Morning Thanks

Garrison Keillor once said we'd all be better off if we all started the day by giving thanks for just one thing. I'll try.

Thursday, May 07, 2015

What's Fair?


Once long ago, a wise old man who grew up on the Rosebud Reservation told me how, when he was a boy a century past, he saw his people quite regularly take advantage of Brule Sioux who lived all around their farm. 

That story didn't come as a shock. He was born on the reservation because of the Dawes Act, which determined, basically, that doling out money or land would take the "savage" out of Native people (an old Anglo reference). What it did was simply allow white people--like his own parents--to buy what had been reservation land (land held "in reserve" for Native people).

The Sioux would come around, he said, because they were receiving "reparations" by way of treaty obligations--blankets, food stuffs, often things they didn't use or care to. They knew their white neighbors would pay for such things, and they preferred the cash. They'd sell, white folks would buy, and everyone would be happy. Still, often as not, Native folks took a beating, he told me (his people were Dutch Calvinists, by the way).

Now life on the Rosebud Reservation, circa 1890, was no picnic for red or white. The Great Plains is an unwelcoming taskmaster, land as flat and dry as a soda cracker. Hot, punishing winds can lay out a crop in a single afternoon. No one had it easy on the Rosebud back then. Everyone suffered. No white folks lived in the lap of luxury. There was no luxury. There wasn't even a lap. Everyone was dirt poor.

The difference between my old friend's family and their Brule Sioux neighbors had little to do with money or food, and everything to do with worldview, broadly speaking. The white folks had left the Netherlands, even Sioux County, Iowa, on a whim and a dream, taking new opportunities and hoping for a new life. Their visions were so huge that many could never reach them. They wanted to build a good life, and to that end they had immense faith in their God and his Son, who they believed loved them, often more exclusively than anybody else on the prairie, in fact.

Meanwhile, the Brule Sioux were devastated, their culture destroyed. When the buffalo were killed, they'd lost what they were, what they valued, and how they even made judgments about anything; the very nature of their faith was theirs no longer. They may have had some government-issue blankets and flour, but they were a people without a vision, a people whose past was destroyed, whose way of life was gone. 

When a bunch of Indians rode up to a hardscrabble white farmer on the Rosebud Reservation in 1890, everyone was hungry, everyone was suffering, everyone was spending their strength on sheer survival. 

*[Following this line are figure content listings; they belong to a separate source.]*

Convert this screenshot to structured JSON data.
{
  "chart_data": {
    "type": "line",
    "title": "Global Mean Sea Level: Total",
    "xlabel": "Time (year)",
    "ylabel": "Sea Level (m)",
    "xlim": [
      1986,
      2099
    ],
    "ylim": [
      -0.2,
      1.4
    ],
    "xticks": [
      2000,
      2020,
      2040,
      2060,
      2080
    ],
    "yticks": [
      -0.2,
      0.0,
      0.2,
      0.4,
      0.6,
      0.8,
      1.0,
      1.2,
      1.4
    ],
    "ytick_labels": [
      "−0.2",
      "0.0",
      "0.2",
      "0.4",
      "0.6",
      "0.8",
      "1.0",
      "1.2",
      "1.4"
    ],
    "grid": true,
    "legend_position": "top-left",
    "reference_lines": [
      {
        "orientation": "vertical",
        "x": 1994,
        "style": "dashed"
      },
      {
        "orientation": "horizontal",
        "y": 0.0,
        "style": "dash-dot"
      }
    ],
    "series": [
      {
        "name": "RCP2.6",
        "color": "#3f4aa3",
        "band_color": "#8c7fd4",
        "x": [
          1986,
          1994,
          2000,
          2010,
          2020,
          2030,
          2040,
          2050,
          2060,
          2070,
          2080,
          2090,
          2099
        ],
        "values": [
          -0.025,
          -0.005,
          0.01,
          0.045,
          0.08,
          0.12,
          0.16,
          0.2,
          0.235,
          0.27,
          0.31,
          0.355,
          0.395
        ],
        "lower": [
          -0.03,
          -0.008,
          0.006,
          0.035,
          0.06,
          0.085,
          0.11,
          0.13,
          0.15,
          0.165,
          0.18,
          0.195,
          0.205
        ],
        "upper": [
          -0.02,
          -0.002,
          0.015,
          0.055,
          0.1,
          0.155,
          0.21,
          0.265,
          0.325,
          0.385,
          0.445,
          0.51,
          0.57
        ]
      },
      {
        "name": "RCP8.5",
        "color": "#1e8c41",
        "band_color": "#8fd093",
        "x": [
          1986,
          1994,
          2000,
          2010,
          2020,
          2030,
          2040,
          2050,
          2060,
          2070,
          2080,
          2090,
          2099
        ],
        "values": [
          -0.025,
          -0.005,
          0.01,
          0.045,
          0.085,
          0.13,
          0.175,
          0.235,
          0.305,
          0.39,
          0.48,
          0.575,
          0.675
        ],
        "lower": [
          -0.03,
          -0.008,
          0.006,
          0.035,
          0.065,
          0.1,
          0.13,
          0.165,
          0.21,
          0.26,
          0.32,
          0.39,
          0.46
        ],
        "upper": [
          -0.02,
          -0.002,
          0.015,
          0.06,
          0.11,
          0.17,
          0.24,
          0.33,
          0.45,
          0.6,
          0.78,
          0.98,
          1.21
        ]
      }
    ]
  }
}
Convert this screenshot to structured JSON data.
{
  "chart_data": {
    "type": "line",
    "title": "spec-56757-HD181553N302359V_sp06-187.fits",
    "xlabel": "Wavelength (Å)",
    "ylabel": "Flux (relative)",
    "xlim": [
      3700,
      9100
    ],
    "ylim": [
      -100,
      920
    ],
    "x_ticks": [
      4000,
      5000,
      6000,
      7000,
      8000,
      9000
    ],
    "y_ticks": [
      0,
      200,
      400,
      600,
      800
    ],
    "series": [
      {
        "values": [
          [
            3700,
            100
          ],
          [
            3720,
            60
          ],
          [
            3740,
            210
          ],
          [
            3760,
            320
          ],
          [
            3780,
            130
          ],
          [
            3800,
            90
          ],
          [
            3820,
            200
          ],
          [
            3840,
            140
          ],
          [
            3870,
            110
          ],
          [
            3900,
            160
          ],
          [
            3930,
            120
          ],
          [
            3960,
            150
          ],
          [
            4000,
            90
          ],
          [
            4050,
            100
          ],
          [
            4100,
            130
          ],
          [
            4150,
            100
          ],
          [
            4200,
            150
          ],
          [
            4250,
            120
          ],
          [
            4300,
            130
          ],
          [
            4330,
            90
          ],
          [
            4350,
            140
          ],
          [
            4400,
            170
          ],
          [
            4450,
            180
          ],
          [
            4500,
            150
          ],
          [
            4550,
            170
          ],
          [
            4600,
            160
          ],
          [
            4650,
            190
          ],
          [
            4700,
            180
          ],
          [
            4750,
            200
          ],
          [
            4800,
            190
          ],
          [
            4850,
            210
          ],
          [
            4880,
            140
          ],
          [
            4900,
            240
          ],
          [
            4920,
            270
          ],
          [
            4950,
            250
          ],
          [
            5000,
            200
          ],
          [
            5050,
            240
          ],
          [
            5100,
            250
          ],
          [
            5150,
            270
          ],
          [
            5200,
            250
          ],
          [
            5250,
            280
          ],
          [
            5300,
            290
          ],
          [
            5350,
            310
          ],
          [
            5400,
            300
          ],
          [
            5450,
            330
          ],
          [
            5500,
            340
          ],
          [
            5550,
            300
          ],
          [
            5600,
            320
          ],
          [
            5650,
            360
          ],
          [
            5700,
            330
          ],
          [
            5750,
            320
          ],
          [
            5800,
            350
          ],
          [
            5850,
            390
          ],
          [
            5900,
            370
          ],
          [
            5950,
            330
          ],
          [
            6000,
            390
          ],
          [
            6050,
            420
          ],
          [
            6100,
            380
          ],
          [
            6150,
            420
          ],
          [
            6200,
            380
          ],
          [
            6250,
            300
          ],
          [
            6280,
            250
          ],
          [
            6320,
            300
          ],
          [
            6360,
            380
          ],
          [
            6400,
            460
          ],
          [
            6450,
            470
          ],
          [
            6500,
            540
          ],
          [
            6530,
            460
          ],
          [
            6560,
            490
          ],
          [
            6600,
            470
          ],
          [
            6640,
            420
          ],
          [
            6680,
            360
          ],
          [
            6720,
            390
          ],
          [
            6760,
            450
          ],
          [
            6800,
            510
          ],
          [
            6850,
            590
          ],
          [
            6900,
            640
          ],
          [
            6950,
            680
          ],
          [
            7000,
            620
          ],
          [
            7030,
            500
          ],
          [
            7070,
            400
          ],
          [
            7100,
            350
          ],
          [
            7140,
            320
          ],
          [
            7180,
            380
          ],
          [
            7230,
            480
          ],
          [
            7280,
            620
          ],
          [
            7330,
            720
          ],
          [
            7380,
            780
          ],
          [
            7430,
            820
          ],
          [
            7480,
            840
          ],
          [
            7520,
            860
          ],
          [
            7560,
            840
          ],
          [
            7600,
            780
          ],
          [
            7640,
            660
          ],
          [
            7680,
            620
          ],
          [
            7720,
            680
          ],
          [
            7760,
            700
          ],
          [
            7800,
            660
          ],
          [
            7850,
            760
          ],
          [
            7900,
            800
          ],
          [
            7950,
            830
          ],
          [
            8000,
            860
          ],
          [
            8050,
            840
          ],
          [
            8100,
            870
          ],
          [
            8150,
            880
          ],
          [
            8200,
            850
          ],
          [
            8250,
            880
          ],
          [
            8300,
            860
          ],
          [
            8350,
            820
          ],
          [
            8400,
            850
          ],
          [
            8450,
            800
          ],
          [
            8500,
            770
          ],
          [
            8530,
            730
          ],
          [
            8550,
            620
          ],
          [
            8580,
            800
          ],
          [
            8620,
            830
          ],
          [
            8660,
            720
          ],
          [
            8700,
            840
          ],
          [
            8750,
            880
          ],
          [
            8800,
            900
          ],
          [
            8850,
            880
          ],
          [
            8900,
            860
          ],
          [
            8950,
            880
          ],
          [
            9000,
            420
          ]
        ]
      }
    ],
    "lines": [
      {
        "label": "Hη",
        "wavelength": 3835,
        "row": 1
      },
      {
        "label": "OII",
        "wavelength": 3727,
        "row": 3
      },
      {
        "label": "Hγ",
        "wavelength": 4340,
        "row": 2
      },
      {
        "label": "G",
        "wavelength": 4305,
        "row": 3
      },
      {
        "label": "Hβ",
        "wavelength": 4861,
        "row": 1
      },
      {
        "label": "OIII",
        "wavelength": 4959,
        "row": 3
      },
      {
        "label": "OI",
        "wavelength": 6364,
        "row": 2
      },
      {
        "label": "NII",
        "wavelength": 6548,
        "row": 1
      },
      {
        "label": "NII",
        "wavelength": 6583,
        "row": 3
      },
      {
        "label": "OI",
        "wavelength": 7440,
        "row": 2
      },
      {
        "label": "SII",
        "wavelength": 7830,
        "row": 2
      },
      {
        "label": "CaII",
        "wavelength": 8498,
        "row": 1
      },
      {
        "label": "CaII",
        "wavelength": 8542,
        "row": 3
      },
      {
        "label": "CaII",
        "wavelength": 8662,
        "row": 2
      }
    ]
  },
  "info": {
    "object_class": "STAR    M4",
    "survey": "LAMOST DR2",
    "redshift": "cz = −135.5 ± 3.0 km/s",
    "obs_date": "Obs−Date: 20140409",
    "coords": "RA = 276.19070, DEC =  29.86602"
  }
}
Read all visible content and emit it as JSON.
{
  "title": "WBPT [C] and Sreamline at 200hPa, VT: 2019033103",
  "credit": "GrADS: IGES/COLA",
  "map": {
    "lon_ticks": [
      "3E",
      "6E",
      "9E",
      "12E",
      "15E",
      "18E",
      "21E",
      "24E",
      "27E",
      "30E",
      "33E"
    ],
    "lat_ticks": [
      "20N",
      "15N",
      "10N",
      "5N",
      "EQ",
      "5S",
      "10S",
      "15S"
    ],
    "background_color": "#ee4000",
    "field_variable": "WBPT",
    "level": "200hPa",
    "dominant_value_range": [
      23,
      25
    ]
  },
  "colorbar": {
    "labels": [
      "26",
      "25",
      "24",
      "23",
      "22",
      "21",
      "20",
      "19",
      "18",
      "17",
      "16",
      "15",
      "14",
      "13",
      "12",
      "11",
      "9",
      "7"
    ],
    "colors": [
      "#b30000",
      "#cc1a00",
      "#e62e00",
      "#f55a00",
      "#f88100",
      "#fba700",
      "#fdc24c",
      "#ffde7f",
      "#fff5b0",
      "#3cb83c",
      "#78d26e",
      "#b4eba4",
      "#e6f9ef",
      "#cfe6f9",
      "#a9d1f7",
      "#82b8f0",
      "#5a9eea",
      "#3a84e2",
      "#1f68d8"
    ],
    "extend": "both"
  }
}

The only difference was the Native people had free blankets and flour, or so white folks thought; and that wasn't fair. They couldn't help thinking that, I'm sure. That they did made
gouging the neighbors easy.

This week Harvard economists crunched the numbers in a way that makes a way of life in the neighborhood where I live, Sioux County, Iowa, seem almost dreamy--marriages last, schools teach, jobs are ever available. It's the kind of place poor kids can grow up with a shockingly good chance of staring down their own poverty in a rear-view mirror. A beautiful thing--it really is. We lead the nation. We actually do. The entire nation. 

But much of it is a gift, a legacy, a heritage. Opportunities are only partially what people earn. The moment one begins to believe that everyone else in the nation can have what we have if they simply live like we do, we make assumptions that aren't fair. Some of us have incredible reparations that go far beyond hard, cold cash.

What Raj Chetty and Nathaniel Hendren have determined about Sioux County, Iowa, helps me understand why the neighborhood is also so conservative. We work hard here, after all. We pledge ourselves to our families. When we see a problem, we lick it. 

So should you, dang it. 

We may well pride ourselves in our bootstraps, but we were never bootless. Never. Not even when we didn't have money.

Jesus may well have commended a child-like faith, but for me at least it takes superhuman strength I haven't got to admit it's eternally better to give than to receive and then to live that way. 

1 comment:

Dutchoven said...

Excellent series of blogs James, the NYT article fascinated me with its potential to teach us a little about ourselves- and it really pulls from a deep well! Take for instance this, take a look at the Power River Basin sourced here http://www.sourcewatch.org/index.php/Powder_River_Basin
Then look those counties up via the NYT article, southeastern Montana lands smack dab on that reserve of coal that provides nearly 40% of our electrical energy output in our nation along with the Northern Cheyenne Indian Reservation...it is second to Rosebud in despair, and ranks in the same neighborhood in the research article; perhaps World Renew could spend sometime in these areas, the folks who make up most of that organization come from those "blessed" counties in the NYT article and as your blog points out...however, perhaps we too are part of the problem...that has been demonstrated too.